Devant l’inertie des gouvernements, c’est la société civile qui a pris les choses en main. Des Ong ont élaboré un appel pour réclamer que l’accès aux anti-retro viraux soit une priorité du Fonds mondial et que 30 % des ressources mobilisées lui soient consacrées. Elles ont recueilli plus de 1 000 signatures d’associations, d’institutions nationales et internationales ainsi que de séropositifs et de simples participants pour faire plier le groupe de travail réuni à Bruxelles. «Ca ne suffira peut-être pas à faire pencher la balance de notre côté, mais cette mobilisation ouvre quelque chose à savoir qu’en face on veut se faire entendre», explique Gabrielle Krikorian. En attendant, d’obtenir des fonds du nord, des voix s’élèvent pour que les Etats africains montrent leur volonté de contrer le Sida.

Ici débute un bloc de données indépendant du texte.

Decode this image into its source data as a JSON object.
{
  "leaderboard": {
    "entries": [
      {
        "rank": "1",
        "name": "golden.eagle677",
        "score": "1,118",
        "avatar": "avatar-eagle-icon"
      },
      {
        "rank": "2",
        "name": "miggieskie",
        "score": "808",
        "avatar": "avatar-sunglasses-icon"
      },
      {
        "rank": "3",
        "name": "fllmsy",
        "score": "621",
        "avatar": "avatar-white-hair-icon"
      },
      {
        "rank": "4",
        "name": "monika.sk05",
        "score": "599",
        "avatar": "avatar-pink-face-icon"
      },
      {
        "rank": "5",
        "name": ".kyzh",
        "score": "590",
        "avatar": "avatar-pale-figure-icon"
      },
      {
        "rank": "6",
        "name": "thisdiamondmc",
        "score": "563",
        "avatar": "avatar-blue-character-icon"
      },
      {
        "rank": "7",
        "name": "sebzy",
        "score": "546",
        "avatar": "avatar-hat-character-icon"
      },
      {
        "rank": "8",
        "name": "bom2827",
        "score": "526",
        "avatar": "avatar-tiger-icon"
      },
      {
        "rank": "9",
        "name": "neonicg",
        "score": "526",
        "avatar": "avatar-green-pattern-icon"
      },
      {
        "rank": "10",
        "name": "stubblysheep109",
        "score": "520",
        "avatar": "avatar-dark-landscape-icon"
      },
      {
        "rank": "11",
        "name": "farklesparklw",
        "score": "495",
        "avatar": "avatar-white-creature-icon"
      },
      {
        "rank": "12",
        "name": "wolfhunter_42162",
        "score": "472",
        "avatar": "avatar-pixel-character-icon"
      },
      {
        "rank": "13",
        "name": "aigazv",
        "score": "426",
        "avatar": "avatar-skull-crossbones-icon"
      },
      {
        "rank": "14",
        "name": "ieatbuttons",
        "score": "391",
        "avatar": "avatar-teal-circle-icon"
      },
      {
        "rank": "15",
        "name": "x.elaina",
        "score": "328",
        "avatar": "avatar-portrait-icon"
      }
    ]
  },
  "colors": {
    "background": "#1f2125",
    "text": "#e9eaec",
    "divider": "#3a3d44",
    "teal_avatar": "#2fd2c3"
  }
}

«Le Sénégal investit 500 millions de FCFA dans la lutte contre le sida. Si tous les gouvernements faisaient de même c’est-à-dire en engageant beaucoup de ressources budgétaires, on arriverait à des résultats et cela encouragerait les bailleurs de fonds à investir», fait remarquer Ibrahim Ndoye, président de l’union africaine contre les infections sexuellement transmissibles et membre du comité directeur international de la CISMA. Le plus grand mérite de la conférence de Ouagadougou aura été comme l’indiquait son thème de faire prendre conscience aux communautés africaines de la nécessité de leur engagement dans la lutte contre le VIH/Sida. Symbole de cette réussite : la décision de l’ordre des pharmaciens burkinabè de renoncer à toute marge bénéficiaire dans la vente des ARV génériques.